Ingrid dudó otra vez. Se movió hacia el instructor, repitió la operación.

“Su culo”, apuntó Rafael.

“¿Puedo, Miguel?”, preguntó algo tímida la dama.

“Gózalo”, le respondió el musculosso.

Con algo de mayor dificultad, la mujer separó las nalgas del moreno, que son enormes, y repitió la operación. Rafael la ayudó sosteniendo el glúteo de la derecha y Miguel ayudó con el de la izquierda.

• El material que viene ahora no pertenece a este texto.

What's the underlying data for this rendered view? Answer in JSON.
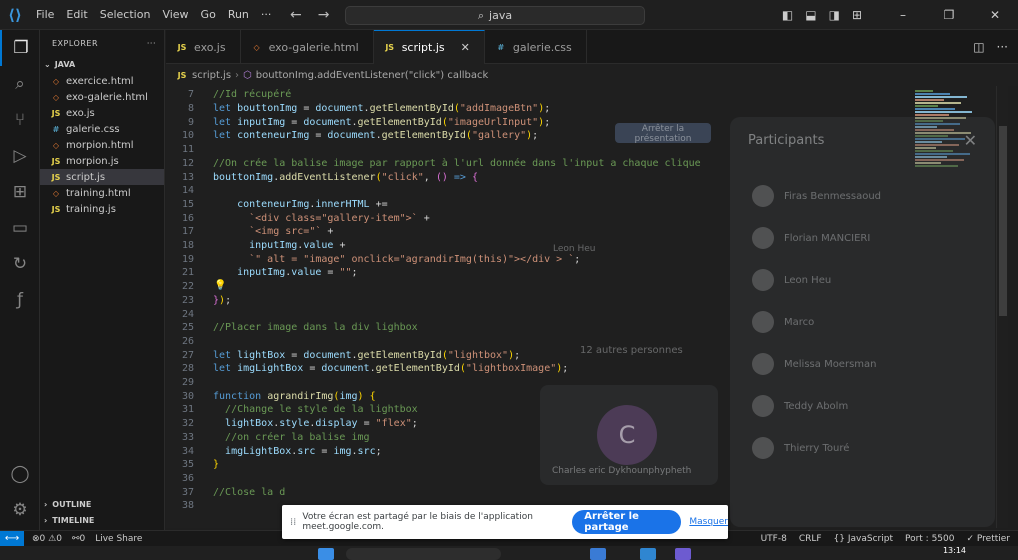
{
  "titlebar": {
    "menu": [
      "File",
      "Edit",
      "Selection",
      "View",
      "Go",
      "Run",
      "···"
    ],
    "search_text": "java",
    "window_buttons": [
      "–",
      "❐",
      "✕"
    ]
  },
  "sidebar": {
    "header": "EXPLORER",
    "folder": "JAVA",
    "files": [
      {
        "name": "exercice.html",
        "icon": "html"
      },
      {
        "name": "exo-galerie.html",
        "icon": "html"
      },
      {
        "name": "exo.js",
        "icon": "js"
      },
      {
        "name": "galerie.css",
        "icon": "css"
      },
      {
        "name": "morpion.html",
        "icon": "html"
      },
      {
        "name": "morpion.js",
        "icon": "js"
      },
      {
        "name": "script.js",
        "icon": "js",
        "active": true
      },
      {
        "name": "training.html",
        "icon": "html"
      },
      {
        "name": "training.js",
        "icon": "js"
      }
    ],
    "outline": "OUTLINE",
    "timeline": "TIMELINE"
  },
  "tabs": [
    {
      "label": "exo.js",
      "icon": "js",
      "active": false
    },
    {
      "label": "exo-galerie.html",
      "icon": "html",
      "active": false
    },
    {
      "label": "script.js",
      "icon": "js",
      "active": true
    },
    {
      "label": "galerie.css",
      "icon": "css",
      "active": false
    }
  ],
  "breadcrumb": {
    "file": "script.js",
    "symbol": "bouttonImg.addEventListener(\"click\") callback"
  },
  "code_lines": [
    {
      "n": "7",
      "tokens": [
        [
          "c-com",
          "//Id récupéré"
        ]
      ]
    },
    {
      "n": "8",
      "tokens": [
        [
          "c-kw",
          "let "
        ],
        [
          "c-var",
          "bouttonImg"
        ],
        [
          "c-op",
          " = "
        ],
        [
          "c-var",
          "document"
        ],
        [
          "c-op",
          "."
        ],
        [
          "c-fn",
          "getElementById"
        ],
        [
          "c-pun",
          "("
        ],
        [
          "c-str",
          "\"addImageBtn\""
        ],
        [
          "c-pun",
          ")"
        ],
        [
          "c-op",
          ";"
        ]
      ]
    },
    {
      "n": "9",
      "tokens": [
        [
          "c-kw",
          "let "
        ],
        [
          "c-var",
          "inputImg"
        ],
        [
          "c-op",
          " = "
        ],
        [
          "c-var",
          "document"
        ],
        [
          "c-op",
          "."
        ],
        [
          "c-fn",
          "getElementById"
        ],
        [
          "c-pun",
          "("
        ],
        [
          "c-str",
          "\"imageUrlInput\""
        ],
        [
          "c-pun",
          ")"
        ],
        [
          "c-op",
          ";"
        ]
      ]
    },
    {
      "n": "10",
      "tokens": [
        [
          "c-kw",
          "let "
        ],
        [
          "c-var",
          "conteneurImg"
        ],
        [
          "c-op",
          " = "
        ],
        [
          "c-var",
          "document"
        ],
        [
          "c-op",
          "."
        ],
        [
          "c-fn",
          "getElementById"
        ],
        [
          "c-pun",
          "("
        ],
        [
          "c-str",
          "\"gallery\""
        ],
        [
          "c-pun",
          ")"
        ],
        [
          "c-op",
          ";"
        ]
      ]
    },
    {
      "n": "11",
      "tokens": []
    },
    {
      "n": "12",
      "tokens": [
        [
          "c-com",
          "//On crée la balise image par rapport à l'url donnée dans l'input a chaque clique"
        ]
      ]
    },
    {
      "n": "13",
      "tokens": [
        [
          "c-var",
          "bouttonImg"
        ],
        [
          "c-op",
          "."
        ],
        [
          "c-fn",
          "addEventListener"
        ],
        [
          "c-pun",
          "("
        ],
        [
          "c-str",
          "\"click\""
        ],
        [
          "c-op",
          ", "
        ],
        [
          "c-br",
          "()"
        ],
        [
          "c-op",
          " "
        ],
        [
          "c-kw",
          "=>"
        ],
        [
          "c-op",
          " "
        ],
        [
          "c-br",
          "{"
        ]
      ]
    },
    {
      "n": "14",
      "tokens": []
    },
    {
      "n": "15",
      "tokens": [
        [
          "c-op",
          "    "
        ],
        [
          "c-var",
          "conteneurImg"
        ],
        [
          "c-op",
          "."
        ],
        [
          "c-var",
          "innerHTML"
        ],
        [
          "c-op",
          " +="
        ]
      ]
    },
    {
      "n": "16",
      "tokens": [
        [
          "c-op",
          "      "
        ],
        [
          "c-str",
          "`<div class=\"gallery-item\">`"
        ],
        [
          "c-op",
          " +"
        ]
      ]
    },
    {
      "n": "17",
      "tokens": [
        [
          "c-op",
          "      "
        ],
        [
          "c-str",
          "`<img src=\"`"
        ],
        [
          "c-op",
          " +"
        ]
      ]
    },
    {
      "n": "18",
      "tokens": [
        [
          "c-op",
          "      "
        ],
        [
          "c-var",
          "inputImg"
        ],
        [
          "c-op",
          "."
        ],
        [
          "c-var",
          "value"
        ],
        [
          "c-op",
          " +"
        ]
      ]
    },
    {
      "n": "19",
      "tokens": [
        [
          "c-op",
          "      "
        ],
        [
          "c-str",
          "`\" alt = \"image\" onclick=\"agrandirImg(this)\"></div > `"
        ],
        [
          "c-op",
          ";"
        ]
      ]
    },
    {
      "n": "21",
      "tokens": [
        [
          "c-op",
          "    "
        ],
        [
          "c-var",
          "inputImg"
        ],
        [
          "c-op",
          "."
        ],
        [
          "c-var",
          "value"
        ],
        [
          "c-op",
          " = "
        ],
        [
          "c-str",
          "\"\""
        ],
        [
          "c-op",
          ";"
        ]
      ]
    },
    {
      "n": "22",
      "tokens": []
    },
    {
      "n": "23",
      "tokens": [
        [
          "c-br",
          "}"
        ],
        [
          "c-pun",
          ")"
        ],
        [
          "c-op",
          ";"
        ]
      ]
    },
    {
      "n": "24",
      "tokens": []
    },
    {
      "n": "25",
      "tokens": [
        [
          "c-com",
          "//Placer image dans la div lighbox"
        ]
      ]
    },
    {
      "n": "26",
      "tokens": []
    },
    {
      "n": "27",
      "tokens": [
        [
          "c-kw",
          "let "
        ],
        [
          "c-var",
          "lightBox"
        ],
        [
          "c-op",
          " = "
        ],
        [
          "c-var",
          "document"
        ],
        [
          "c-op",
          "."
        ],
        [
          "c-fn",
          "getElementById"
        ],
        [
          "c-pun",
          "("
        ],
        [
          "c-str",
          "\"lightbox\""
        ],
        [
          "c-pun",
          ")"
        ],
        [
          "c-op",
          ";"
        ]
      ]
    },
    {
      "n": "28",
      "tokens": [
        [
          "c-kw",
          "let "
        ],
        [
          "c-var",
          "imgLightBox"
        ],
        [
          "c-op",
          " = "
        ],
        [
          "c-var",
          "document"
        ],
        [
          "c-op",
          "."
        ],
        [
          "c-fn",
          "getElementById"
        ],
        [
          "c-pun",
          "("
        ],
        [
          "c-str",
          "\"lightboxImage\""
        ],
        [
          "c-pun",
          ")"
        ],
        [
          "c-op",
          ";"
        ]
      ]
    },
    {
      "n": "29",
      "tokens": []
    },
    {
      "n": "30",
      "tokens": [
        [
          "c-kw",
          "function "
        ],
        [
          "c-fn",
          "agrandirImg"
        ],
        [
          "c-pun",
          "("
        ],
        [
          "c-var",
          "img"
        ],
        [
          "c-pun",
          ")"
        ],
        [
          "c-op",
          " "
        ],
        [
          "c-pun",
          "{"
        ]
      ]
    },
    {
      "n": "31",
      "tokens": [
        [
          "c-op",
          "  "
        ],
        [
          "c-com",
          "//Change le style de la lightbox"
        ]
      ]
    },
    {
      "n": "32",
      "tokens": [
        [
          "c-op",
          "  "
        ],
        [
          "c-var",
          "lightBox"
        ],
        [
          "c-op",
          "."
        ],
        [
          "c-var",
          "style"
        ],
        [
          "c-op",
          "."
        ],
        [
          "c-var",
          "display"
        ],
        [
          "c-op",
          " = "
        ],
        [
          "c-str",
          "\"flex\""
        ],
        [
          "c-op",
          ";"
        ]
      ]
    },
    {
      "n": "33",
      "tokens": [
        [
          "c-op",
          "  "
        ],
        [
          "c-com",
          "//on créer la balise img"
        ]
      ]
    },
    {
      "n": "34",
      "tokens": [
        [
          "c-op",
          "  "
        ],
        [
          "c-var",
          "imgLightBox"
        ],
        [
          "c-op",
          "."
        ],
        [
          "c-var",
          "src"
        ],
        [
          "c-op",
          " = "
        ],
        [
          "c-var",
          "img"
        ],
        [
          "c-op",
          "."
        ],
        [
          "c-var",
          "src"
        ],
        [
          "c-op",
          ";"
        ]
      ]
    },
    {
      "n": "35",
      "tokens": [
        [
          "c-pun",
          "}"
        ]
      ]
    },
    {
      "n": "36",
      "tokens": []
    },
    {
      "n": "37",
      "tokens": [
        [
          "c-com",
          "//Close la d"
        ]
      ]
    },
    {
      "n": "38",
      "tokens": []
    }
  ],
  "overlay": {
    "participants_title": "Participants",
    "present_button": "Arrêter la présentation",
    "leon": "Leon Heu",
    "others": "12 autres personnes",
    "tile_initial": "C",
    "tile_name": "Charles eric Dykhounphypheth",
    "names": [
      "Firas Benmessaoud",
      "Florian MANCIERI",
      "Leon Heu",
      "Marco",
      "Melissa Moersman",
      "Teddy Abolm",
      "Thierry Touré"
    ]
  },
  "share_banner": {
    "grip": "⁞⁞",
    "text": "Votre écran est partagé par le biais de l'application meet.google.com.",
    "stop": "Arrêter le partage",
    "hide": "Masquer"
  },
  "statusbar": {
    "remote": "⟷",
    "errors": "⊗0 ⚠0",
    "ports": "⚯0",
    "liveshare": "Live Share",
    "right": [
      "UTF-8",
      "CRLF",
      "{} JavaScript",
      "Port : 5500",
      "✓ Prettier"
    ]
  },
  "taskbar": {
    "clock": "13:14"
  },
  "colors": {
    "accent": "#0078d4",
    "editor_bg": "#1f1f1f",
    "share_blue": "#1a73e8"
  }
}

Posteriormente, el pene curvo, grueso y largo del policía entraba y salía  de la vagina de la vendedora quien, en cuatro patas, chupaba el pene cabezón, algo largo y delgado en su base, del instructor. Tras algunos minutos, ambos hombres cambiaron turnos. La noche siguió por otra hora más sintiendo el peso de ambos varones sobre su cuerpo, alternándose, besándola, poseyéndola, preñándola dos y hasta tres veces seguidas.



    


Ya entrado el domingo, casi a mediodía, los cuerpos de ambos machos desnudos la seguían flanqueando dormidos en su cama. Ingrid tuvo curiosidad por el pene de Miguel. Aprovechando que dormía de lado hacia ella (y que Rafael le daba la espalda), comenzó a tocarlo: flácido parecía como cualquier otro pene. El toqueteo no tardó en hacer efecto. En un minuto, otra vez tenía esa rara configuración fálica dura y cónica inversa en su mano. Cuando vio el rostro de Miguel, notó una sonrisa y sus ojos entrecerrados. Entonces, suena un celular. Ingrid es rescatada de golpe de esa abducción de un pasado reciente. Contesta.

“¿Sí, amor?”

“Ingricita, voy a demorar otro ratito y regreso”.

“Ya, Rafito; ten cuidado”.



    


La mujer se levanta para respirar un poco y siente que su entrepierna está lubricada.

“No, Miguel”, murmura mientras mete dos dedos a palpar la humedad.